It was just before the twentieth century when Henry James' novella, "The Turn of the Screw," brought a ghost story to his readers. In it, we're faced with the dilemma: is the story true or a mere figment of a deranged mind?
With a cast of only two, as written by playwright Jeffrey Hatcher, the density is only compounded. The first stage adaptation was by William Archibald in 1950. Benjamin Britten created an opera in 1954, and a movie was produced in 1961. In the former productions, the cast was somewhat larger, leading to less ambiguity.
The Man (David Biedel) plays a series of roles, including women. Listening intently - a must - one cannot be completely sure of just who is his major character. On the other hand, The Woman (Amy Biedel) is quite easily identifiable.
Set in a grey-and-black set by Sean Murray, with several sets of stairs, the actors, dressed by costumer Veronica Murphy in grey and black, are mostly static. It is lighting director Eric Lotze who provides an almost infinite variety of moods.
Biedel and Tierney create layers of tension through their powerful performances. Even with this, one feels Hatcher retained so many of James' words, the play could have been read, rather than acted.

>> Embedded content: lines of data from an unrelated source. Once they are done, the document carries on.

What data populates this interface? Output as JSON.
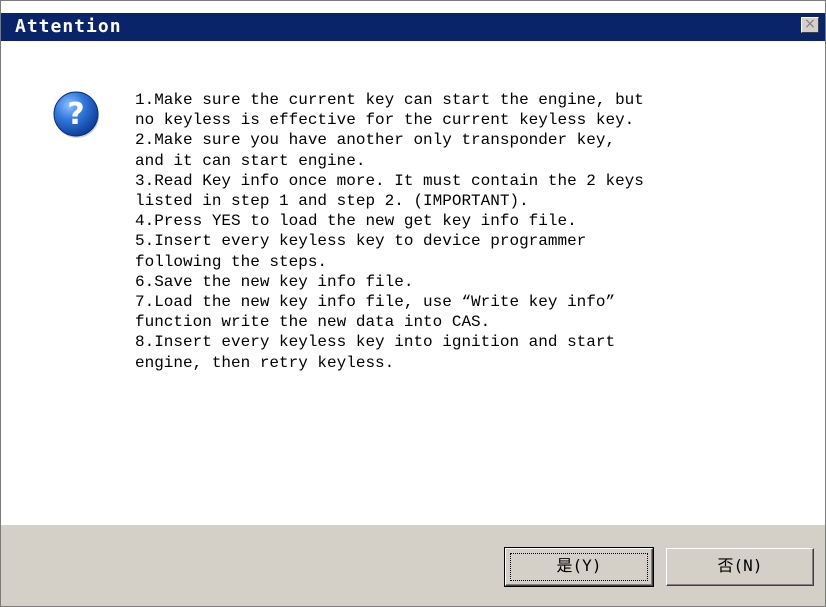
{
  "dialog": {
    "title": "Attention",
    "close_label": "×",
    "icon": "question-icon",
    "message_lines": [
      "1.Make sure the current key can start the engine, but",
      "no keyless is effective for the current keyless key.",
      "2.Make sure you have another only transponder key,",
      "and it can start engine.",
      "3.Read Key info once more. It must contain the 2 keys",
      "listed in step 1 and step 2. (IMPORTANT).",
      "4.Press YES to load the new get key info file.",
      "5.Insert every keyless key to device programmer",
      "following the steps.",
      "6.Save the new key info file.",
      "7.Load the new key info file, use “Write key info”",
      "function write the new data into CAS.",
      "8.Insert every keyless key into ignition and start",
      "engine, then retry keyless."
    ],
    "buttons": {
      "yes_label": "是(Y)",
      "no_label": "否(N)"
    }
  },
  "colors": {
    "titlebar": "#0a246a",
    "title_text": "#ffffff",
    "footer": "#d4d0c8",
    "icon_blue": "#1f5fbf"
  }
}
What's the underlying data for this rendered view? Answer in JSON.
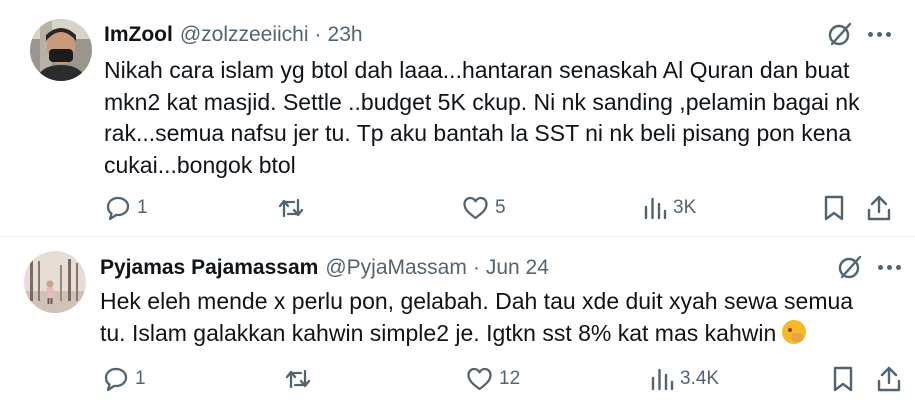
{
  "tweets": [
    {
      "display_name": "ImZool",
      "handle": "@zolzzeeiichi",
      "separator": "·",
      "timestamp": "23h",
      "text": "Nikah cara islam yg btol dah laaa...hantaran senaskah Al Quran dan buat\nmkn2 kat masjid. Settle ..budget 5K ckup. Ni nk sanding ,pelamin bagai nk\nrak...semua nafsu jer tu. Tp aku bantah la SST ni  nk beli pisang pon kena\ncukai...bongok btol",
      "replies": "1",
      "reposts": "",
      "likes": "5",
      "views": "3K"
    },
    {
      "display_name": "Pyjamas Pajamassam",
      "handle": "@PyjaMassam",
      "separator": "·",
      "timestamp": "Jun 24",
      "text": "Hek eleh mende x perlu pon, gelabah. Dah tau xde duit xyah sewa semua\ntu. Islam galakkan kahwin simple2 je. Igtkn sst 8% kat mas kahwin",
      "emoji": "face-with-hand-over-mouth",
      "replies": "1",
      "reposts": "",
      "likes": "12",
      "views": "3.4K"
    }
  ],
  "colors": {
    "text_primary": "#0f1419",
    "text_secondary": "#536471",
    "divider": "#eff3f4",
    "background": "#ffffff"
  },
  "icons": [
    "grok-icon",
    "more-icon",
    "reply-icon",
    "repost-icon",
    "like-icon",
    "views-icon",
    "bookmark-icon",
    "share-icon"
  ]
}
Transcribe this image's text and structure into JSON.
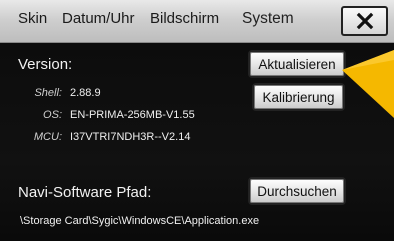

Director Janet Hayatshahi relies on the power of these two excellent actors over dramatic staging.
One very nice bit is the change of character and mood by Tierney simply by a quick turn away from the audience.
The Turn of the Screw is definitely a piece for the seasoned patron and those willing to refresh their memory and research the novel. The story of a highly disturbed family will haunt you, as it should, as you leave the theater.